BU, which was held to just 10 shots in Thursday’s quarterfinal, looked to be on a better pace Friday, mustering four shots in the opening five minutes. But the deathgrip from the BC defense held the Terriers to just one more shot for the remainder of the period.
The second period began to lull the Conte faithful to sleep as the Eagles mustered a few quality scoring chances, including a Gionta shot off the left post with 2:20 to play, but nothing got past Fields, who finished the frame with 18 saves. Kaltiainen, on the other hand, was untested, facing only three shots, all in the closing minutes of the period.
Needing to mount offense in the third, BU was only able to fire off five shots on goal, none of any quality.
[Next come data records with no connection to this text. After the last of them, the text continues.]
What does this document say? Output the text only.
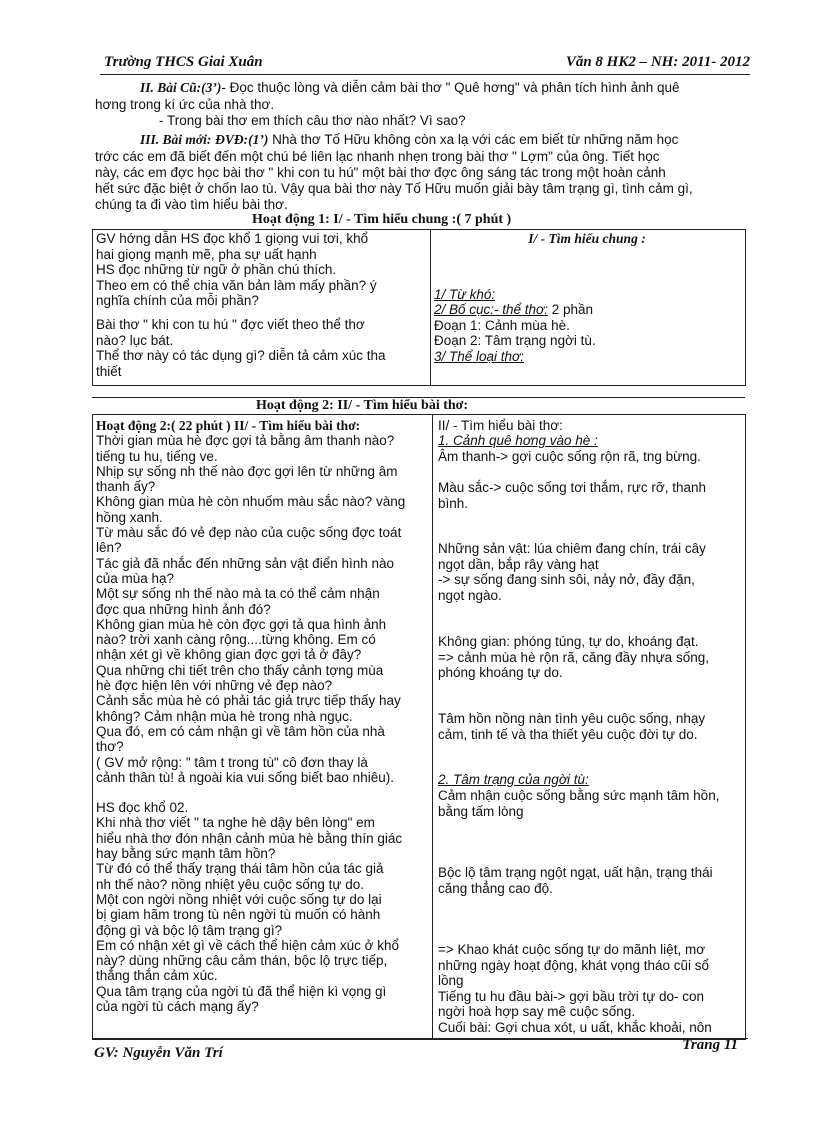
Trường THCS Giai Xuân	Văn 8 HK2 – NH: 2011- 2012
II. Bài Cũ:(3’)- Đọc thuộc lòng và diễn cảm bài thơ " Quê hơng" và phân tích hình ảnh quê
hơng trong kí ức của nhà thơ.
- Trong bài thơ em thích câu thơ nào nhất? Vì sao?
III. Bài mới: ĐVĐ:(1’) Nhà thơ Tố Hữu không còn xa lạ với các em biết từ những năm học
trớc các em đã biết đến một chú bé liên lạc nhanh nhẹn trong bài thơ " Lợm" của ông. Tiết học
này, các em đợc học bài thơ " khi con tu hú" một bài thơ đợc ông sáng tác trong một hoàn cảnh
hết sức đặc biệt ở chốn lao tù. Vậy qua bài thơ này Tố Hữu muốn giải bày tâm trạng gì, tình cảm gì,
chúng ta đi vào tìm hiểu bài thơ.
Hoạt động 1: I/ - Tìm hiểu chung :( 7 phút )
GV hớng dẫn HS đọc khổ 1 giọng vui tơi, khổ
hai giọng mạnh mẽ, pha sự uất hạnh
HS đọc những từ ngữ ở phần chú thích.
Theo em có thể chia văn bản làm mấy phần? ý
nghĩa chính của mỗi phần?
Bài thơ " khi con tu hú " đợc viết theo thể thơ
nào? lục bát.
Thể thơ này có tác dụng gì? diễn tả cảm xúc tha
thiết
I/ - Tìm hiểu chung :
1/ Từ khó:
2/ Bố cục:- thể thơ: 2 phần
Đoạn 1: Cảnh mùa hè.
Đoạn 2: Tâm trạng ngời tù.
3/ Thể loại thơ:
Hoạt động 2: II/ - Tìm hiểu bài thơ:
Hoạt động 2:( 22 phút ) II/ - Tìm hiểu bài thơ:
Thời gian mùa hè đợc gợi tả bằng âm thanh nào?
tiếng tu hu, tiếng ve.
Nhịp sự sống nh thế nào đợc gợi lên từ những âm
thanh ấy?
Không gian mùa hè còn nhuốm màu sắc nào? vàng
hồng xanh.
Từ màu sắc đó vẻ đẹp nào của cuộc sống đợc toát
lên?
Tác giả đã nhắc đến những sản vật điển hình nào
của mùa hạ?
Một sự sống nh thế nào mà ta có thể cảm nhận
đợc qua những hình ảnh đó?
Không gian mùa hè còn đợc gợi tả qua hình ảnh
nào? trời xanh càng rộng....từng không. Em có
nhận xét gì về không gian đợc gợi tả ở đây?
Qua những chi tiết trên cho thấy cảnh tợng mùa
hè đợc hiện lên với những vẻ đẹp nào?
Cảnh sắc mùa hè có phải tác giả trực tiếp thấy hay
không? Cảm nhận mùa hè trong nhà ngục.
Qua đó, em có cảm nhận gì về tâm hồn của nhà
thơ?
( GV mở rộng: " tâm t trong tù" cô đơn thay là
cảnh thân tù! ả ngoài kia vui sống biết bao nhiêu).
HS đọc khổ 02.
Khi nhà thơ viết " ta nghe hè dậy bên lòng" em
hiểu nhà thơ đón nhận cảnh mùa hè bằng thín giác
hay bằng sức mạnh tâm hồn?
Từ đó có thể thấy trạng thái tâm hồn của tác giả
nh thế nào? nồng nhiệt yêu cuộc sống tự do.
Một con ngời nồng nhiệt với cuộc sống tự do lại
bị giam hãm trong tù nên ngời tù muốn có hành
động gì và bộc lộ tâm trạng gì?
Em có nhận xét gì về cách thể hiện cảm xúc ở khổ
này? dùng những câu cảm thán, bộc lộ trực tiếp,
thẳng thắn cảm xúc.
Qua tâm trạng của ngời tù đã thể hiện kì vọng gì
của ngời tù cách mạng ấy?
II/ - Tìm hiểu bài thơ:
1. Cảnh quê hơng vào hè :
Âm thanh-> gợi cuộc sống rộn rã, tng bừng.
Màu sắc-> cuộc sống tơi thắm, rực rỡ, thanh
bình.
Những sản vật: lúa chiêm đang chín, trái cây
ngọt dần, bắp rây vàng hạt
-> sự sống đang sinh sôi, nảy nở, đầy đặn,
ngọt ngào.
Không gian: phóng túng, tự do, khoáng đạt.
=> cảnh mùa hè rộn rã, căng đầy nhựa sống,
phóng khoáng tự do.
Tâm hồn nồng nàn tình yêu cuộc sống, nhạy
cảm, tinh tế và tha thiết yêu cuộc đời tự do.
2. Tâm trạng của ngời tù:
Cảm nhận cuộc sống bằng sức mạnh tâm hồn,
bằng tấm lòng
Bộc lộ tâm trạng ngột ngạt, uất hận, trạng thái
căng thẳng cao độ.
=> Khao khát cuộc sống tự do mãnh liệt, mơ
những ngày hoạt động, khát vọng tháo cũi sổ
lồng
Tiếng tu hu đầu bài-> gợi bầu trời tự do- con
ngời hoà hợp say mê cuộc sống.
Cuối bài: Gợi chua xót, u uất, khắc khoải, nôn
GV: Nguyễn Văn Trí	Trang 11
When BC’s Ned Havern scored on a wraparound that bounced up and over Fields at 13:30 and Tony Voce added a shorthanded, empty-net goal with 2:14 left, Saturday’s third and deciding game was set.
For the Terriers, that third game will be played without three key players: David Klema, who reinjured his left shoulder Thursday; defenseman Sean Sullivan who matched Klema with an injured left shoulder of his own on Friday; and the hottest Terrier of late, David Van der Gulik, who left Friday’s game with a Charley horse in the third period.
“We’re down to a few good men for tomorrow night,” said BU head coach Jack Parker. “We’re going to have to find a way to conserve energy.”
The Terriers, one night after being in the driver’s seat, find themselves at a disadvantage, having not scored in nearly a game and a half, and with momentum on the side of a faster and healthier Eagles team.
Still, 60 minutes will decide which team’s run for the Hockey East title continues and which comes to an end. That should be sufficient motivation to help any team, injured or not.